Guia rápido mostra como a dona de casa pode pagar o INSS de forma simples e garantir proteção previdenciária no futuro
Muita gente ainda acredita que apenas trabalhadores com carteira assinada podem contribuir para a Previdência Social. No entanto, a lei permite que donas de casa também paguem o INSS. Mesmo sem emprego formal, elas podem se registrar como seguradas do sistema previdenciário brasileiro. Assim, passam a ter acesso a benefícios importantes.
Entre eles estão aposentadoria, salário-maternidade e auxílio em caso de doença ou incapacidade. O INSS significa Instituto Nacional do Seguro Social. O órgão administra a Previdência Social no Brasil e paga benefícios a quem contribui regularmente.
Além disso, a dona de casa entra em uma categoria chamada contribuinte facultativo. Esse termo define quem não possui trabalho remunerado, mas decide contribuir por conta própria. Ou seja, ninguém desconta o valor diretamente do salário.

A própria pessoa gera a guia e realiza o pagamento mensal. Atualmente, o sistema oferece 3 formas de contribuição. Cada uma possui valores diferentes. Por isso, a escolha influencia quanto a pessoa pagará ao longo do tempo e também o valor do benefício no futuro.
Antes de tudo, a dona de casa precisa se cadastrar na Previdência. Quem nunca contribuiu precisa criar um registro chamado NIT. A sigla significa Número de Identificação do Trabalhador. Esse número funciona como um documento dentro do sistema do INSS.
Ele permite que o governo registre todas as contribuições feitas ao longo da vida. O cadastro pode ser realizado pelo aplicativo Meu INSS, pelo site oficial ou pelo telefone 135.
Como as donas de casa podem pagar ao INSS?
Depois do cadastro, chega o momento de escolher a forma de contribuição. Nesse ponto, muitas famílias buscam o chamado plano de baixa renda. Nesse modelo, a dona de casa paga apenas 5% do salário mínimo por mês.
Esse valor menor existe para ajudar famílias que possuem renda limitada. Porém, a pessoa precisa cumprir algumas regras importantes. Ela não pode ter renda própria e precisa dedicar o tempo às atividades domésticas.
Além disso, a renda total da família precisa ser de até 2 salários mínimos.

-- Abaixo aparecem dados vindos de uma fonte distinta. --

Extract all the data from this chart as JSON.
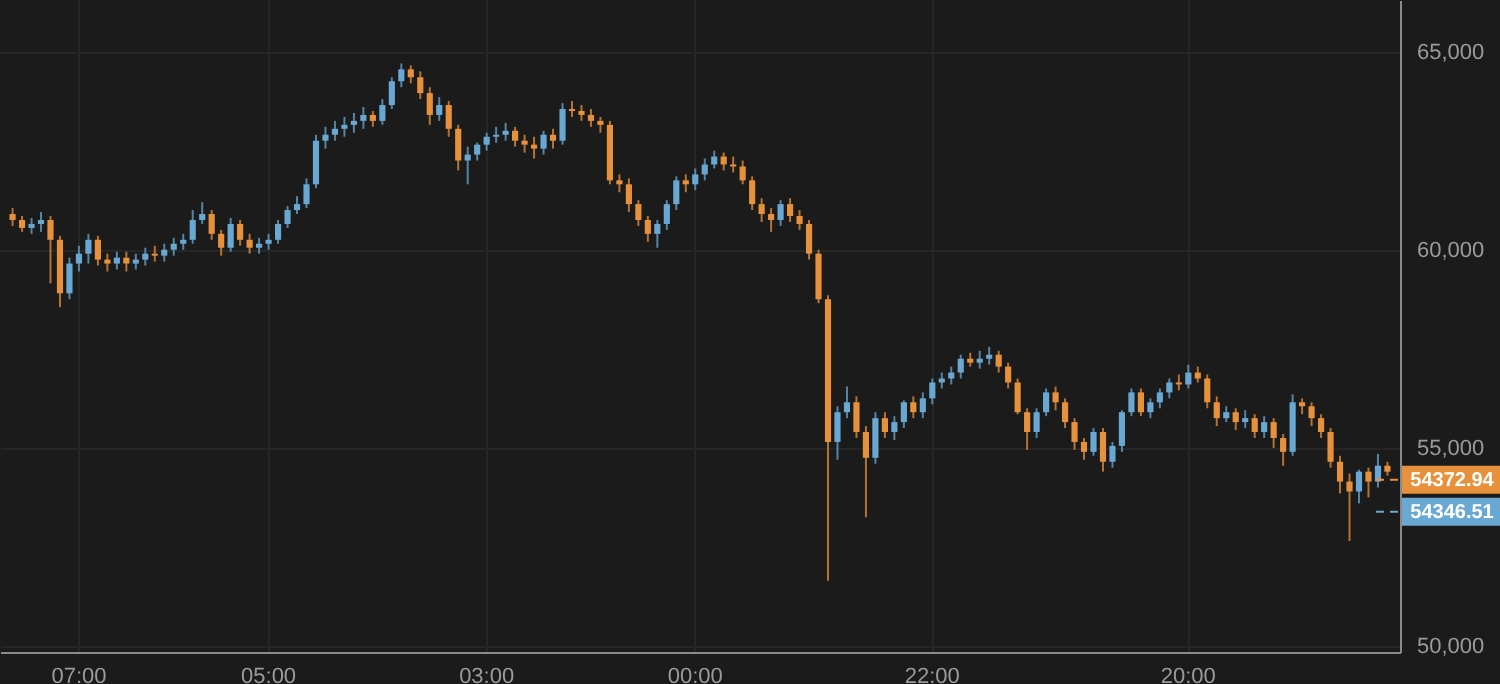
{
  "chart_data": {
    "type": "candlestick",
    "categories": [
      null,
      null,
      null,
      null,
      null,
      null,
      null,
      "07:00",
      null,
      null,
      null,
      null,
      null,
      null,
      null,
      null,
      null,
      null,
      null,
      null,
      null,
      null,
      null,
      null,
      null,
      null,
      null,
      "05:00",
      null,
      null,
      null,
      null,
      null,
      null,
      null,
      null,
      null,
      null,
      null,
      null,
      null,
      null,
      null,
      null,
      null,
      null,
      null,
      null,
      null,
      null,
      "03:00",
      null,
      null,
      null,
      null,
      null,
      null,
      null,
      null,
      null,
      null,
      null,
      null,
      null,
      null,
      null,
      null,
      null,
      null,
      null,
      null,
      null,
      "00:00",
      null,
      null,
      null,
      null,
      null,
      null,
      null,
      null,
      null,
      null,
      null,
      null,
      null,
      null,
      null,
      null,
      null,
      null,
      null,
      null,
      null,
      null,
      null,
      null,
      "22:00",
      null,
      null,
      null,
      null,
      null,
      null,
      null,
      null,
      null,
      null,
      null,
      null,
      null,
      null,
      null,
      null,
      null,
      null,
      null,
      null,
      null,
      null,
      null,
      null,
      null,
      null,
      "20:00",
      null,
      null,
      null,
      null,
      null,
      null,
      null,
      null,
      null,
      null,
      null,
      null,
      null,
      null,
      null,
      null,
      null,
      null,
      null,
      null,
      null
    ],
    "ohlc": [
      [
        60900,
        61050,
        60600,
        60750
      ],
      [
        60750,
        60850,
        60450,
        60550
      ],
      [
        60550,
        60800,
        60400,
        60650
      ],
      [
        60650,
        60950,
        60450,
        60750
      ],
      [
        60750,
        60850,
        59150,
        60250
      ],
      [
        60250,
        60350,
        58550,
        58900
      ],
      [
        58900,
        59800,
        58750,
        59650
      ],
      [
        59650,
        60100,
        59450,
        59900
      ],
      [
        59900,
        60400,
        59650,
        60250
      ],
      [
        60250,
        60350,
        59600,
        59750
      ],
      [
        59750,
        59900,
        59450,
        59650
      ],
      [
        59650,
        59950,
        59500,
        59800
      ],
      [
        59800,
        59950,
        59450,
        59650
      ],
      [
        59650,
        59900,
        59500,
        59750
      ],
      [
        59750,
        60050,
        59600,
        59900
      ],
      [
        59900,
        60100,
        59700,
        59850
      ],
      [
        59850,
        60150,
        59700,
        60000
      ],
      [
        60000,
        60300,
        59850,
        60150
      ],
      [
        60150,
        60400,
        60000,
        60250
      ],
      [
        60250,
        61000,
        60150,
        60750
      ],
      [
        60750,
        61200,
        60650,
        60900
      ],
      [
        60900,
        61000,
        60250,
        60400
      ],
      [
        60400,
        60500,
        59850,
        60050
      ],
      [
        60050,
        60800,
        59950,
        60650
      ],
      [
        60650,
        60750,
        60100,
        60250
      ],
      [
        60250,
        60400,
        59900,
        60050
      ],
      [
        60050,
        60300,
        59900,
        60150
      ],
      [
        60150,
        60400,
        60000,
        60250
      ],
      [
        60250,
        60750,
        60150,
        60650
      ],
      [
        60650,
        61100,
        60550,
        61000
      ],
      [
        61000,
        61350,
        60900,
        61150
      ],
      [
        61150,
        61800,
        61050,
        61650
      ],
      [
        61650,
        62900,
        61550,
        62750
      ],
      [
        62750,
        63100,
        62550,
        62900
      ],
      [
        62900,
        63250,
        62750,
        63050
      ],
      [
        63050,
        63350,
        62850,
        63150
      ],
      [
        63150,
        63450,
        62950,
        63250
      ],
      [
        63250,
        63600,
        63050,
        63400
      ],
      [
        63400,
        63500,
        63100,
        63250
      ],
      [
        63250,
        63800,
        63150,
        63650
      ],
      [
        63650,
        64350,
        63550,
        64250
      ],
      [
        64250,
        64700,
        64100,
        64550
      ],
      [
        64550,
        64650,
        64200,
        64350
      ],
      [
        64350,
        64500,
        63800,
        63950
      ],
      [
        63950,
        64100,
        63150,
        63400
      ],
      [
        63400,
        63850,
        63250,
        63650
      ],
      [
        63650,
        63750,
        62850,
        63050
      ],
      [
        63050,
        63150,
        62000,
        62250
      ],
      [
        62250,
        62600,
        61650,
        62400
      ],
      [
        62400,
        62700,
        62250,
        62650
      ],
      [
        62650,
        62950,
        62500,
        62850
      ],
      [
        62850,
        63100,
        62700,
        62900
      ],
      [
        62900,
        63200,
        62750,
        63000
      ],
      [
        63000,
        63100,
        62600,
        62750
      ],
      [
        62750,
        62900,
        62450,
        62650
      ],
      [
        62650,
        62850,
        62300,
        62550
      ],
      [
        62550,
        63000,
        62400,
        62900
      ],
      [
        62900,
        63050,
        62550,
        62750
      ],
      [
        62750,
        63700,
        62650,
        63550
      ],
      [
        63550,
        63750,
        63350,
        63500
      ],
      [
        63500,
        63650,
        63250,
        63400
      ],
      [
        63400,
        63550,
        63100,
        63250
      ],
      [
        63250,
        63350,
        62950,
        63150
      ],
      [
        63150,
        63250,
        61650,
        61750
      ],
      [
        61750,
        61900,
        61450,
        61650
      ],
      [
        61650,
        61800,
        60950,
        61150
      ],
      [
        61150,
        61250,
        60600,
        60750
      ],
      [
        60750,
        60850,
        60200,
        60400
      ],
      [
        60400,
        60750,
        60050,
        60650
      ],
      [
        60650,
        61250,
        60500,
        61150
      ],
      [
        61150,
        61850,
        61000,
        61750
      ],
      [
        61750,
        61900,
        61450,
        61650
      ],
      [
        61650,
        62050,
        61500,
        61900
      ],
      [
        61900,
        62300,
        61750,
        62150
      ],
      [
        62150,
        62500,
        62050,
        62350
      ],
      [
        62350,
        62450,
        62000,
        62150
      ],
      [
        62150,
        62350,
        61950,
        62100
      ],
      [
        62100,
        62250,
        61650,
        61750
      ],
      [
        61750,
        61850,
        61000,
        61150
      ],
      [
        61150,
        61300,
        60700,
        60900
      ],
      [
        60900,
        61050,
        60450,
        60750
      ],
      [
        60750,
        61250,
        60600,
        61150
      ],
      [
        61150,
        61300,
        60700,
        60850
      ],
      [
        60850,
        61000,
        60500,
        60650
      ],
      [
        60650,
        60750,
        59750,
        59900
      ],
      [
        59900,
        60000,
        58650,
        58750
      ],
      [
        58750,
        58850,
        51650,
        55150
      ],
      [
        55150,
        56050,
        54700,
        55900
      ],
      [
        55900,
        56550,
        55750,
        56150
      ],
      [
        56150,
        56300,
        55250,
        55400
      ],
      [
        55400,
        55550,
        53250,
        54750
      ],
      [
        54750,
        55900,
        54600,
        55750
      ],
      [
        55750,
        55900,
        55250,
        55400
      ],
      [
        55400,
        55800,
        55200,
        55650
      ],
      [
        55650,
        56200,
        55500,
        56150
      ],
      [
        56150,
        56300,
        55750,
        55900
      ],
      [
        55900,
        56400,
        55750,
        56250
      ],
      [
        56250,
        56750,
        56100,
        56650
      ],
      [
        56650,
        56900,
        56500,
        56750
      ],
      [
        56750,
        57050,
        56600,
        56900
      ],
      [
        56900,
        57350,
        56750,
        57250
      ],
      [
        57250,
        57400,
        57050,
        57150
      ],
      [
        57150,
        57450,
        57000,
        57250
      ],
      [
        57250,
        57550,
        57100,
        57350
      ],
      [
        57350,
        57450,
        56900,
        57050
      ],
      [
        57050,
        57150,
        56500,
        56650
      ],
      [
        56650,
        56750,
        55850,
        55900
      ],
      [
        55900,
        56000,
        54950,
        55400
      ],
      [
        55400,
        56000,
        55250,
        55900
      ],
      [
        55900,
        56500,
        55800,
        56400
      ],
      [
        56400,
        56550,
        55950,
        56150
      ],
      [
        56150,
        56250,
        55500,
        55650
      ],
      [
        55650,
        55750,
        54950,
        55150
      ],
      [
        55150,
        55250,
        54700,
        54900
      ],
      [
        54900,
        55500,
        54800,
        55400
      ],
      [
        55400,
        55500,
        54400,
        54650
      ],
      [
        54650,
        55150,
        54500,
        55050
      ],
      [
        55050,
        55950,
        54900,
        55900
      ],
      [
        55900,
        56500,
        55800,
        56400
      ],
      [
        56400,
        56500,
        55800,
        55900
      ],
      [
        55900,
        56250,
        55750,
        56150
      ],
      [
        56150,
        56500,
        56000,
        56400
      ],
      [
        56400,
        56750,
        56250,
        56650
      ],
      [
        56650,
        56850,
        56450,
        56600
      ],
      [
        56600,
        57100,
        56500,
        56900
      ],
      [
        56900,
        57050,
        56650,
        56750
      ],
      [
        56750,
        56850,
        56000,
        56150
      ],
      [
        56150,
        56300,
        55550,
        55750
      ],
      [
        55750,
        56050,
        55650,
        55900
      ],
      [
        55900,
        56000,
        55450,
        55650
      ],
      [
        55650,
        55950,
        55500,
        55750
      ],
      [
        55750,
        55850,
        55250,
        55400
      ],
      [
        55400,
        55800,
        55250,
        55650
      ],
      [
        55650,
        55750,
        55000,
        55250
      ],
      [
        55250,
        55350,
        54550,
        54900
      ],
      [
        54900,
        56350,
        54800,
        56150
      ],
      [
        56150,
        56250,
        55850,
        56050
      ],
      [
        56050,
        56150,
        55550,
        55750
      ],
      [
        55750,
        55850,
        55250,
        55400
      ],
      [
        55400,
        55500,
        54500,
        54650
      ],
      [
        54650,
        54800,
        53850,
        54150
      ],
      [
        54150,
        54350,
        52650,
        53900
      ],
      [
        53900,
        54450,
        53600,
        54400
      ],
      [
        54400,
        54500,
        53750,
        54150
      ],
      [
        54150,
        54850,
        54000,
        54550
      ],
      [
        54550,
        54650,
        54300,
        54400
      ]
    ],
    "colors": [
      "#e8913c",
      "#e8913c",
      "#6aa8d4",
      "#6aa8d4",
      "#e8913c",
      "#e8913c",
      "#6aa8d4",
      "#6aa8d4",
      "#6aa8d4",
      "#e8913c",
      "#e8913c",
      "#6aa8d4",
      "#e8913c",
      "#6aa8d4",
      "#6aa8d4",
      "#e8913c",
      "#6aa8d4",
      "#6aa8d4",
      "#6aa8d4",
      "#6aa8d4",
      "#6aa8d4",
      "#e8913c",
      "#e8913c",
      "#6aa8d4",
      "#e8913c",
      "#e8913c",
      "#6aa8d4",
      "#6aa8d4",
      "#6aa8d4",
      "#6aa8d4",
      "#6aa8d4",
      "#6aa8d4",
      "#6aa8d4",
      "#6aa8d4",
      "#6aa8d4",
      "#6aa8d4",
      "#6aa8d4",
      "#6aa8d4",
      "#e8913c",
      "#6aa8d4",
      "#6aa8d4",
      "#6aa8d4",
      "#e8913c",
      "#e8913c",
      "#e8913c",
      "#6aa8d4",
      "#e8913c",
      "#e8913c",
      "#6aa8d4",
      "#6aa8d4",
      "#6aa8d4",
      "#6aa8d4",
      "#6aa8d4",
      "#e8913c",
      "#e8913c",
      "#e8913c",
      "#6aa8d4",
      "#e8913c",
      "#6aa8d4",
      "#e8913c",
      "#e8913c",
      "#e8913c",
      "#e8913c",
      "#e8913c",
      "#e8913c",
      "#e8913c",
      "#e8913c",
      "#e8913c",
      "#6aa8d4",
      "#6aa8d4",
      "#6aa8d4",
      "#e8913c",
      "#6aa8d4",
      "#6aa8d4",
      "#6aa8d4",
      "#e8913c",
      "#e8913c",
      "#e8913c",
      "#e8913c",
      "#e8913c",
      "#e8913c",
      "#6aa8d4",
      "#e8913c",
      "#e8913c",
      "#e8913c",
      "#e8913c",
      "#e8913c",
      "#6aa8d4",
      "#6aa8d4",
      "#e8913c",
      "#e8913c",
      "#6aa8d4",
      "#e8913c",
      "#6aa8d4",
      "#6aa8d4",
      "#e8913c",
      "#6aa8d4",
      "#6aa8d4",
      "#6aa8d4",
      "#6aa8d4",
      "#6aa8d4",
      "#e8913c",
      "#6aa8d4",
      "#6aa8d4",
      "#e8913c",
      "#e8913c",
      "#e8913c",
      "#e8913c",
      "#6aa8d4",
      "#6aa8d4",
      "#e8913c",
      "#e8913c",
      "#e8913c",
      "#e8913c",
      "#6aa8d4",
      "#e8913c",
      "#6aa8d4",
      "#6aa8d4",
      "#6aa8d4",
      "#e8913c",
      "#6aa8d4",
      "#6aa8d4",
      "#6aa8d4",
      "#e8913c",
      "#6aa8d4",
      "#e8913c",
      "#e8913c",
      "#e8913c",
      "#6aa8d4",
      "#e8913c",
      "#6aa8d4",
      "#e8913c",
      "#6aa8d4",
      "#e8913c",
      "#e8913c",
      "#6aa8d4",
      "#e8913c",
      "#e8913c",
      "#e8913c",
      "#e8913c",
      "#e8913c",
      "#e8913c",
      "#6aa8d4",
      "#e8913c",
      "#6aa8d4",
      "#e8913c"
    ],
    "ylim": [
      49850,
      66300
    ],
    "yticks": [
      {
        "value": 50000,
        "label": "50,000"
      },
      {
        "value": 55000,
        "label": "55,000"
      },
      {
        "value": 60000,
        "label": "60,000"
      },
      {
        "value": 65000,
        "label": "65,000"
      }
    ],
    "annotations": [
      "54372.94",
      "54346.51"
    ],
    "grid": true
  }
}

Porém, existe outra exigência importante. A dona de casa precisa estar inscrita no CadÚnico.
Mas afinal, o que é o CadÚnico?
O Cadastro Único para Programas Sociais reúne informações sobre famílias de baixa renda no Brasil. O governo usa esse banco de dados para identificar quem pode participar de programas sociais. O Bolsa Família utiliza esse cadastro como base, por exemplo. A inscrição costuma acontecer no CRAS da cidade.
O CRAS significa Centro de Referência de Assistência Social. Além disso, a família precisa manter os dados atualizados no sistema. Normalmente, essa atualização ocorre a cada 2 anos.
Enquanto isso, quem não se enquadra na regra de baixa renda ainda possui outras opções. Existe o plano simplificado do INSS. Nesse modelo, a contribuição corresponde a 11% do salário mínimo. Porém, a aposentadoria fica limitada ao valor do salário mínimo.
Já outra opção permite pagar 20% sobre o valor escolhido pela pessoa. Nesse caso, o valor pode variar entre o salário mínimo e o teto do INSS. Por isso, essa modalidade pode gerar benefícios maiores no futuro.
Pagamento do GPS
Depois da escolha do plano, a dona de casa precisa emitir a chamada GPS. A sigla significa Guia da Previdência Social. Na prática, ela funciona como um boleto de pagamento. A guia pode ser gerada no site ou no aplicativo Meu INSS.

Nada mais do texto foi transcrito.